These posts are about the songs that can accurately claim to crossed the key line of chart success, becoming Top 40 hits on Billboard, but just barely. Every song featured in this series peaked at number 40.
The Cure were hardly new faces in the mid-nineteen-eighties when they first started to garner some significant commercial attention in the United States. The band first got together in 1976 and released their first single, the controversial and occasionally disowned “Killing an Arab”, two years later. They quickly developed into a perennial presence on the charts in their English homeland, but had to settle for cult adoration on the other side of of the big pond. Until the release of their seventh studio album, Kiss Me, Kiss Me, Kiss Me, the Cure only had one single get a taste of the U.S. charts: “In Between Days,” which peaked at an almost conciliatory 99. The double-album changed that, though. The lead single, “Why Can’t I Be You?”, climbed as high as number 54, undoubtedly bolstered by generous MTV airplay. But it was the third single–released after “Catch” received only moderate interest–that got the band their first top 40 hit in the States.
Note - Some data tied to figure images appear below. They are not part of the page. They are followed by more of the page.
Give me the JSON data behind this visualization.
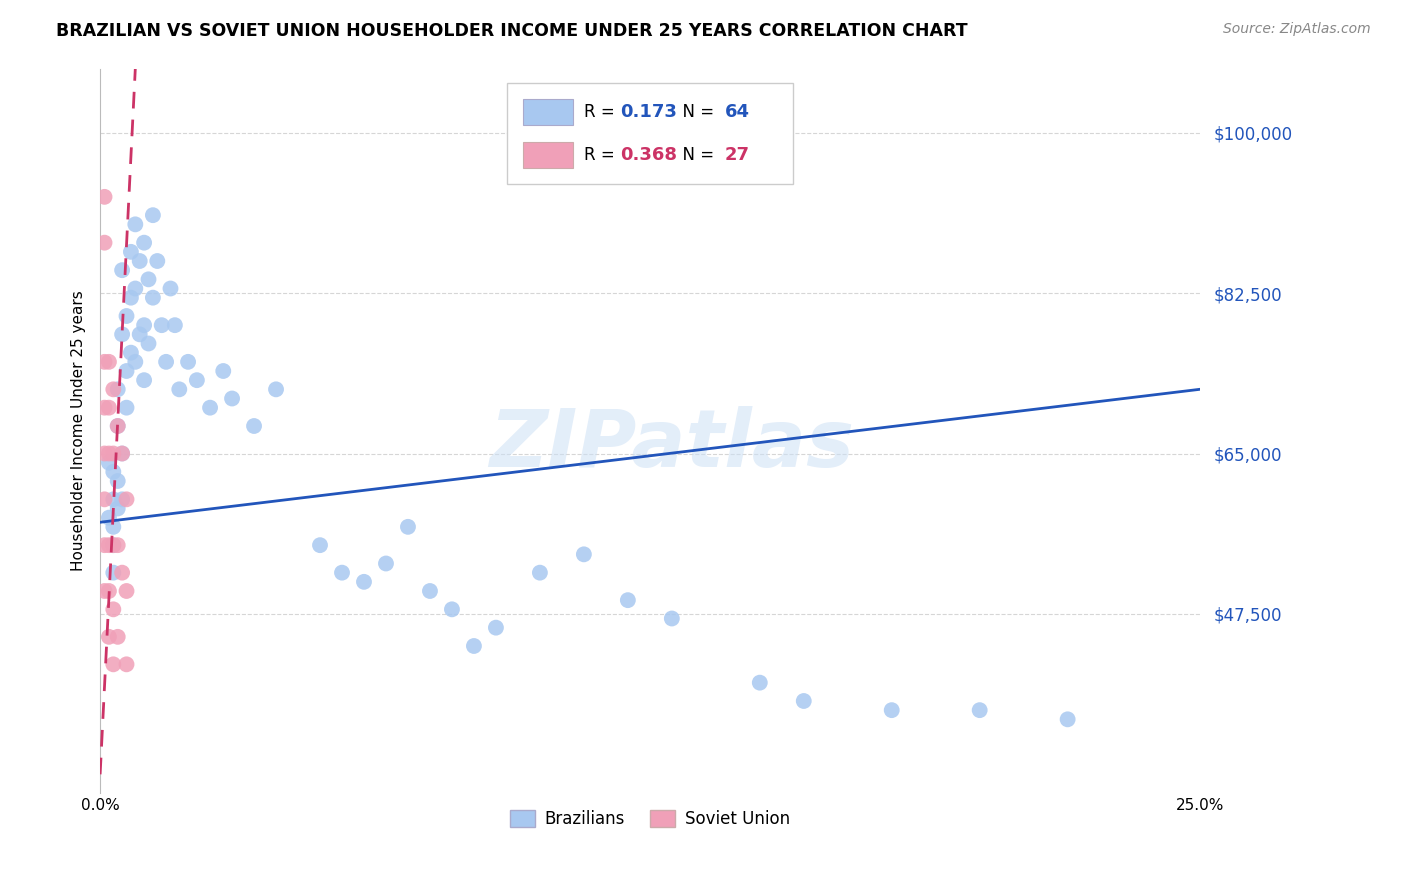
{
  "title": "BRAZILIAN VS SOVIET UNION HOUSEHOLDER INCOME UNDER 25 YEARS CORRELATION CHART",
  "source": "Source: ZipAtlas.com",
  "ylabel": "Householder Income Under 25 years",
  "xlim": [
    0.0,
    0.25
  ],
  "ylim": [
    28000,
    107000
  ],
  "yticks": [
    47500,
    65000,
    82500,
    100000
  ],
  "ytick_labels": [
    "$47,500",
    "$65,000",
    "$82,500",
    "$100,000"
  ],
  "xticks": [
    0.0,
    0.05,
    0.1,
    0.15,
    0.2,
    0.25
  ],
  "xtick_labels": [
    "0.0%",
    "",
    "",
    "",
    "",
    "25.0%"
  ],
  "brazil_R": 0.173,
  "brazil_N": 64,
  "soviet_R": 0.368,
  "soviet_N": 27,
  "brazil_color": "#a8c8f0",
  "brazil_line_color": "#2255bb",
  "soviet_color": "#f0a0b8",
  "soviet_line_color": "#cc3366",
  "brazil_scatter_x": [
    0.002,
    0.002,
    0.003,
    0.003,
    0.003,
    0.003,
    0.003,
    0.004,
    0.004,
    0.004,
    0.004,
    0.005,
    0.005,
    0.005,
    0.005,
    0.006,
    0.006,
    0.006,
    0.007,
    0.007,
    0.007,
    0.008,
    0.008,
    0.008,
    0.009,
    0.009,
    0.01,
    0.01,
    0.01,
    0.011,
    0.011,
    0.012,
    0.012,
    0.013,
    0.014,
    0.015,
    0.016,
    0.017,
    0.018,
    0.02,
    0.022,
    0.025,
    0.028,
    0.03,
    0.035,
    0.04,
    0.05,
    0.055,
    0.06,
    0.065,
    0.07,
    0.075,
    0.08,
    0.085,
    0.09,
    0.1,
    0.11,
    0.12,
    0.13,
    0.15,
    0.16,
    0.18,
    0.2,
    0.22
  ],
  "brazil_scatter_y": [
    58000,
    64000,
    60000,
    55000,
    63000,
    57000,
    52000,
    72000,
    68000,
    62000,
    59000,
    85000,
    78000,
    65000,
    60000,
    80000,
    74000,
    70000,
    87000,
    82000,
    76000,
    90000,
    83000,
    75000,
    86000,
    78000,
    88000,
    79000,
    73000,
    84000,
    77000,
    91000,
    82000,
    86000,
    79000,
    75000,
    83000,
    79000,
    72000,
    75000,
    73000,
    70000,
    74000,
    71000,
    68000,
    72000,
    55000,
    52000,
    51000,
    53000,
    57000,
    50000,
    48000,
    44000,
    46000,
    52000,
    54000,
    49000,
    47000,
    40000,
    38000,
    37000,
    37000,
    36000
  ],
  "soviet_scatter_x": [
    0.001,
    0.001,
    0.001,
    0.001,
    0.001,
    0.001,
    0.001,
    0.001,
    0.002,
    0.002,
    0.002,
    0.002,
    0.002,
    0.002,
    0.003,
    0.003,
    0.003,
    0.003,
    0.003,
    0.004,
    0.004,
    0.004,
    0.005,
    0.005,
    0.006,
    0.006,
    0.006
  ],
  "soviet_scatter_y": [
    93000,
    88000,
    75000,
    70000,
    65000,
    60000,
    55000,
    50000,
    75000,
    70000,
    65000,
    55000,
    50000,
    45000,
    72000,
    65000,
    55000,
    48000,
    42000,
    68000,
    55000,
    45000,
    65000,
    52000,
    60000,
    50000,
    42000
  ],
  "brazil_trend_x": [
    0.0,
    0.25
  ],
  "brazil_trend_y": [
    57500,
    72000
  ],
  "soviet_trend_x": [
    0.0,
    0.008
  ],
  "soviet_trend_y": [
    30000,
    107000
  ],
  "watermark": "ZIPatlas",
  "legend_brazil_label": "Brazilians",
  "legend_soviet_label": "Soviet Union",
  "background_color": "#ffffff",
  "grid_color": "#cccccc"
}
Apparently written for Mary Poole–who’d become Mrs. Robert Smith around a year after the album’s release–the song springs forth with a poppy buoyancy that was, for many, at odds with the band’s gloom and doom reputation. “‘Show me how you do that trick/ The one that makes me scream,’ she said/ ‘The one that makes me laugh,’ she said/ And threw her arms around my neck,” are the opening lines, and Smith delivers them with just enough swooning charm to make the effusive pleasure of the relationship poignant and almost palpable. It’s not a song of bland sunshine romance–for one thing, there are hints of the danger of love’s enveloping spell in the lyrics–but it does tap into the transporting joy that the title implies.
The Cure made the Billboard Top 40 two other times after this (it’s hard to conceive of a scenario in which it happens again): “Lovesong,” from the masterful 1989 album Disintegration, which made it all the way up to number 2, and then “Friday, I’m in Love,” from 1992’s Wish, which topped out at number 18. It’s possible that “Just Like Heaven” had the strongest afterlife of all three of these songs, starting with an early cover version by Dinosaur Jr. that Smith reportedly liked so much that it shifted the Cure’s subsequent live versions of the song.